New York City neighborhoods that had higher levels of socioeconomic disadvantage experienced more COVID-19 infections and deaths, according to Mount Sinai scientists who created a neighborhood-level COVID-19 inequity index.
The index measured factors that fueled inequities in the residents’ lives, such as employment and commuting patterns, population density of their neighborhood, food access, socioeconomic status, and access to health care. This allowed the scientists to compare between neighborhoods the contributions of these social factors in facilitating disease transmission during the first wave of the pandemic in a study published in Nature Communications in June.
Much of the early rhetoric around COVID-19 disparities centered on comorbidities which, due to health disparities, may have explained why communities of color were suffering higher mortality. But we were seeing more people of color getting infected in the first place. Our research team wanted to add to the literature outlining how structural racism is related to neighborhood disadvantage, and how that disadvantage is related to increased COVID-19 infections and mortality.”
Daniel Carrión, PhD, MPH, first author, postdoctoral researcher, Department of Environmental Medicine and Public Health, Icahn School of Medicine at Mount Sinai
The COVID-19 inequity index showed that the disparities were considerably worse based on neighborhood racial and ethnic composition; Black neighborhoods had the highest average inequity index, followed by Latinx communities, while white neighborhoods had the lowest. The authors believe one of the reasons for these disparities is the diminished capacity to socially isolate based on where someone lives.
This study showed that areas with higher COVID-19 inequity indices had higher subway ridership after New York State introduced stay-at-home orders. This implies that the residents had less capacity to socially distance, the researchers said, possibly due to their jobs as essential workers or because they lived in denser housing.
The researchers believe their approach to identifying social factors that are associated with viral spread may be useful throughout the United States to pinpoint potential areas for targeted public health intervention.
“The social factors in the COVID-19 inequity index are upstream neighborhood characteristics–they were already in place before the pandemic,” said Allan Just, PhD, senior author on the study and Assistant Professor of Environmental Medicine and Public Health at Icahn Mount Sinai. “In the near term, this speaks to the importance of place-based interventions in Black, Indigenous, and people of color (BIPOC) communities to reduce disease incidence and mortality, such as improved and targeted vaccine availability for these communities. This also supports the need to look at social factors in pandemic preparedness.”
The team analyzed many forms of publicly available data, including census, New York City subway ridership, New York City Department of Health and Mental Hygiene infections and mortality data, and other datasets available through New York City’s and New York State’s open data portals.
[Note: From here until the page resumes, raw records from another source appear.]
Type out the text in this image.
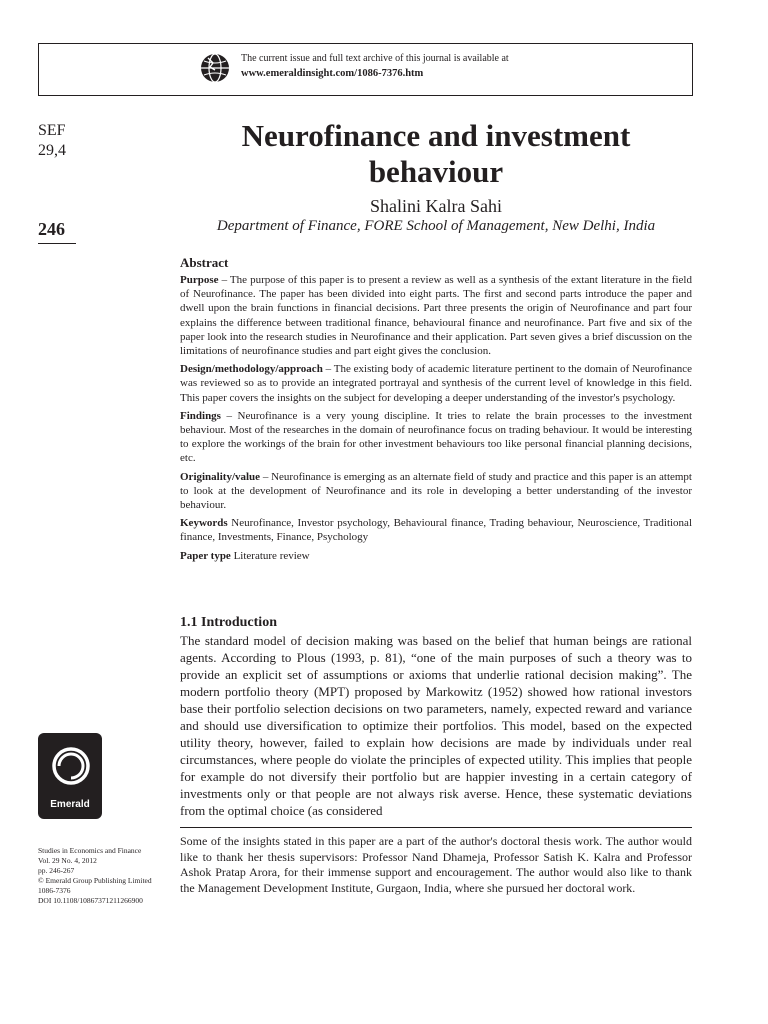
The current issue and full text archive of this journal is available at
www.emeraldinsight.com/1086-7376.htm
SEF
29,4
246
Neurofinance and investment
behaviour
Shalini Kalra Sahi
Department of Finance, FORE School of Management, New Delhi, India
Abstract

Purpose – The purpose of this paper is to present a review as well as a synthesis of the extant literature in the field of Neurofinance. The paper has been divided into eight parts. The first and second parts introduce the paper and dwell upon the brain functions in financial decisions. Part three presents the origin of Neurofinance and part four explains the difference between traditional finance, behavioural finance and neurofinance. Part five and six of the paper look into the research studies in Neurofinance and their application. Part seven gives a brief discussion on the limitations of neurofinance studies and part eight gives the conclusion.

Design/methodology/approach – The existing body of academic literature pertinent to the domain of Neurofinance was reviewed so as to provide an integrated portrayal and synthesis of the current level of knowledge in this field. This paper covers the insights on the subject for developing a deeper understanding of the investor's psychology.

Findings – Neurofinance is a very young discipline. It tries to relate the brain processes to the investment behaviour. Most of the researches in the domain of neurofinance focus on trading behaviour. It would be interesting to explore the workings of the brain for other investment behaviours too like personal financial planning decisions, etc.

Originality/value – Neurofinance is emerging as an alternate field of study and practice and this paper is an attempt to look at the development of Neurofinance and its role in developing a better understanding of the investor behaviour.

Keywords Neurofinance, Investor psychology, Behavioural finance, Trading behaviour, Neuroscience, Traditional finance, Investments, Finance, Psychology

Paper type Literature review

1.1 Introduction

The standard model of decision making was based on the belief that human beings are rational agents. According to Plous (1993, p. 81), “one of the main purposes of such a theory was to provide an explicit set of assumptions or axioms that underlie rational decision making”. The modern portfolio theory (MPT) proposed by Markowitz (1952) showed how rational investors base their portfolio selection decisions on two parameters, namely, expected reward and variance and should use diversification to optimize their portfolios. This model, based on the expected utility theory, however, failed to explain how decisions are made by individuals under real circumstances, where people do violate the principles of expected utility. This implies that people for example do not diversify their portfolio but are happier investing in a certain category of investments only or that people are not always risk averse. Hence, these systematic deviations from the optimal choice (as considered

Emerald

Some of the insights stated in this paper are a part of the author's doctoral thesis work. The author would like to thank her thesis supervisors: Professor Nand Dhameja, Professor Satish K. Kalra and Professor Ashok Pratap Arora, for their immense support and encouragement. The author would also like to thank the Management Development Institute, Gurgaon, India, where she pursued her doctoral work.

Studies in Economics and Finance
Vol. 29 No. 4, 2012
pp. 246-267
© Emerald Group Publishing Limited
1086-7376
DOI 10.1108/10867371211266900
Many neighborhood-level social variables are closely related; for example, median income can be strongly associated with education or even food access. This can be a challenge for traditional statistical approaches, so the team employed a new statistical framework designed to deal with these challenges, developed by co-author Elena Colicino, PhD, Assistant Professor of Environmental Medicine and Public Health at Icahn Mount Sinai.
The COVID-19 inequity index included neighborhood-level characteristics, but specifically excluded race and ethnicity as input variables. “Past literature shows that structural racism operates by historically sorting BIPOC people into neighborhoods that do not have the same resources and may facilitate infectious disease transmission,” said Dr. Carrión. “We wanted to see if our index reconstructed those racial disparities.”